PropertyTypeDescription
n_listsintNumber of inverted lists (coarse clusters). Set internally during training, initially 1.
dimensionintDimensionality of vector embeddings.
metricstrDistance metric used.
index_typestrReturns “ivfflat”.

Example Usage

import cyborgdb_core as cyborgdb
# or import cyborgdb_lite as cyborgdb

# Basic configuration with auto-detection
index_config = cyborgdb.IndexIVFFlat()

# Explicit dimension configuration
index_config = cyborgdb.IndexIVFFlat(dimension=128)
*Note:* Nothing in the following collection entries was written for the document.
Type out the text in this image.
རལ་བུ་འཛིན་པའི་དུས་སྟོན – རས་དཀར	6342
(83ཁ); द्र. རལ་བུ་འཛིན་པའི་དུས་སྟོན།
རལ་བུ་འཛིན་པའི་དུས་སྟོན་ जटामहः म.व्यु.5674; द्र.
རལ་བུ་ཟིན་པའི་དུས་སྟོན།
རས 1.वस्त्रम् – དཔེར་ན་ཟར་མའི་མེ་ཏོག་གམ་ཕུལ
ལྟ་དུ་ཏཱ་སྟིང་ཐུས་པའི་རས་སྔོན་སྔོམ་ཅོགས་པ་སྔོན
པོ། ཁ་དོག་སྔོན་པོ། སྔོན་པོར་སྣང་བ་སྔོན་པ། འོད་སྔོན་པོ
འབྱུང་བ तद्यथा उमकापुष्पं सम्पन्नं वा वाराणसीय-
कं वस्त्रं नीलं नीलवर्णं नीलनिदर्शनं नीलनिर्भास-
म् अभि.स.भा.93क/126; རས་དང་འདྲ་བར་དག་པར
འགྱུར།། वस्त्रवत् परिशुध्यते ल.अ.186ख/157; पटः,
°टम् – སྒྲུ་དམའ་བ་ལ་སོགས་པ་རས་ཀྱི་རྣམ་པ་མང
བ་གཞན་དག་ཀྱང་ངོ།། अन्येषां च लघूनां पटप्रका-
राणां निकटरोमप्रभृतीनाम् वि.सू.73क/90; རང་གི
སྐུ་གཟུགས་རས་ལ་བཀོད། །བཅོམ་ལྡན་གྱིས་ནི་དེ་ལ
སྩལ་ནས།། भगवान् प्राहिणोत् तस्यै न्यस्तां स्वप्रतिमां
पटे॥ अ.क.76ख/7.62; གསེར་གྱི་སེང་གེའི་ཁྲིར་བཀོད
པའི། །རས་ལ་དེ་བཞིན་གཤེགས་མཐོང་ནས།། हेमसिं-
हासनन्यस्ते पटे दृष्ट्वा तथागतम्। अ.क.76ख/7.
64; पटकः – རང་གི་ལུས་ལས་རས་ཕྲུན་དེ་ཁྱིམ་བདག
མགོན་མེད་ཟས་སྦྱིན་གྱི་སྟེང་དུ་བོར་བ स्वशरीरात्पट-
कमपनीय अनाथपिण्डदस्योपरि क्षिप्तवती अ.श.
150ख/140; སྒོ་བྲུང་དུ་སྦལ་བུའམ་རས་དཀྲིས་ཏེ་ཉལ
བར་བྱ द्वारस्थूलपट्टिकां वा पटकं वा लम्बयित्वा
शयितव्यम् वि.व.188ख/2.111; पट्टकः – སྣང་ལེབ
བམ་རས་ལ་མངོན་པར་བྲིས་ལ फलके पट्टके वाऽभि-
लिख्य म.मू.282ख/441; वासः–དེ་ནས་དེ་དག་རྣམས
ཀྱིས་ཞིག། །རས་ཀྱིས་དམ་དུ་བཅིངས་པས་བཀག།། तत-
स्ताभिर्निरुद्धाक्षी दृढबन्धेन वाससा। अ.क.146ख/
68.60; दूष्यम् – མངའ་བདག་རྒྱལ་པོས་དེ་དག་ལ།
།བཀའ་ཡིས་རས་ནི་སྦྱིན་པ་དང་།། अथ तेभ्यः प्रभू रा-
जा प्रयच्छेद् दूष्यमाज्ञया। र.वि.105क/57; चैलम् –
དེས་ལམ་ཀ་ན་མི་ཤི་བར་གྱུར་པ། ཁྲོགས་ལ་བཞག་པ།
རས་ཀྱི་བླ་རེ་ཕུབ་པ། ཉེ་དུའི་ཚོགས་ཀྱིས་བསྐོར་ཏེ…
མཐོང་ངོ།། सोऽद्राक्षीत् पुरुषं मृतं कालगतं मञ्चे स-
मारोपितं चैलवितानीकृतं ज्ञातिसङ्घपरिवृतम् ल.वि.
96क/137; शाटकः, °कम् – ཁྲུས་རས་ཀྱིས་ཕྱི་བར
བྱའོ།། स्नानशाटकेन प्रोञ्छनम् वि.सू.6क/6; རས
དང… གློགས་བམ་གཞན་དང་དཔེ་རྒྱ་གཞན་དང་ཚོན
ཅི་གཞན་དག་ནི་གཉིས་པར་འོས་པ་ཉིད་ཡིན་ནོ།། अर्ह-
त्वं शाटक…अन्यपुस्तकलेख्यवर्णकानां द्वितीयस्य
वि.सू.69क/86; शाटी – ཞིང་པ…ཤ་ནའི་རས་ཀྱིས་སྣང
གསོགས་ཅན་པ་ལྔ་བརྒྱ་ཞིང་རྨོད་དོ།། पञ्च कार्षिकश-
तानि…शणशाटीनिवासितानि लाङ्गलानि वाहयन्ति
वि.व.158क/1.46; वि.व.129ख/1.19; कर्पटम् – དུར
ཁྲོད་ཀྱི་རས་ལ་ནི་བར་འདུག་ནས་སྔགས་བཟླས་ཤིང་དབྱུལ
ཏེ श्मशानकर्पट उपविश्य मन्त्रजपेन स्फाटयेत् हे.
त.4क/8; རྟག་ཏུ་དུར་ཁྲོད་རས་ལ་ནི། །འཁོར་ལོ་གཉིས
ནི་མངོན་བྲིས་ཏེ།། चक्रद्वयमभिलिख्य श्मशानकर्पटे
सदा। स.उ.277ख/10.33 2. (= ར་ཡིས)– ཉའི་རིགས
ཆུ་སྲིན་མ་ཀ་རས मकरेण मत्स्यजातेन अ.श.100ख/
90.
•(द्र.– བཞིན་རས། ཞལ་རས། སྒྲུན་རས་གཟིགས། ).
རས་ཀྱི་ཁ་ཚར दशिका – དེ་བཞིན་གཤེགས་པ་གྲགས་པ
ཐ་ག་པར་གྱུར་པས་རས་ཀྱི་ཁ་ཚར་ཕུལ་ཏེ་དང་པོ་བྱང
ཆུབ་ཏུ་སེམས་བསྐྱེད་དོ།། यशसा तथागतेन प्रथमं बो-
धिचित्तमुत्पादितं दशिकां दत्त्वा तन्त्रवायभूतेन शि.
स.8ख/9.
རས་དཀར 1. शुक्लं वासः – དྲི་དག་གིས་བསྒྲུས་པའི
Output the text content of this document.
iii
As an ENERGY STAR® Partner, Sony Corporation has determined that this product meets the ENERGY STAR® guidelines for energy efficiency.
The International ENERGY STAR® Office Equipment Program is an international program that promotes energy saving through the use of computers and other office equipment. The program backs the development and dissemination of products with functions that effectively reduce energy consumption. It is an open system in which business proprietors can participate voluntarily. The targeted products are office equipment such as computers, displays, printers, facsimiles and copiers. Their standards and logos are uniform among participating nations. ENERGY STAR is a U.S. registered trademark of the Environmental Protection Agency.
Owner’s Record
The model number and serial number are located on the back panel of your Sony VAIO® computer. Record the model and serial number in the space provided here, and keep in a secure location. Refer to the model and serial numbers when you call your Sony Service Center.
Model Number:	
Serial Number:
# Access read-only properties
print(f"n_lists: {index_config.n_lists}")  # Will show 1 (default)
print(f"dimension: {index_config.dimension}")  # Will show 128
IndexIVFFlat is the default index configuration and is suitable for most use cases.

IndexIVFPQ

Product Quantization compresses embeddings, making it suitable for balancing memory use and recall:
SpeedRecallIndex Size
FastHighMedium

Parameters

ParameterTypeDefaultDescription
dimensionintNone(Optional) Dimensionality of vector embeddings. Auto-detected if not provided.
pq_dimint-(Required) Dimensionality of PQ codes after quantization.
pq_bitsint-(Required) Number of bits per quantizer (between 1 and 16).

Properties (Read-Only)

PropertyTypeDescription
n_listsintNumber of inverted lists (coarse clusters). Set internally during training, initially 1.
dimensionintDimensionality of vector embeddings.
metricstrDistance metric used.
index_typestrReturns “ivfpq”.
pq_dim()intDimensionality of PQ codes after quantization.
pq_bits()intNumber of bits per quantizer.

Example Usage

import cyborgdb_core as cyborgdb
# or import cyborgdb_lite as cyborgdb

# Basic configuration (dimension auto-detected)
index_config = cyborgdb.IndexIVFPQ(pq_dim=64, pq_bits=8)

# Explicit configuration
index_config = cyborgdb.IndexIVFPQ(
    dimension=128,
    pq_dim=64, 
    pq_bits=8
)

# Access read-only properties
print(f"n_lists: {index_config.n_lists}")  # Will show 1 (default)
print(f"pq_dim: {index_config.pq_dim}")    # Will show 64
print(f"pq_bits: {index_config.pq_bits}")  # Will show 8
If dimension is not provided, it will be auto-determined based on the first vector embedding added to the index.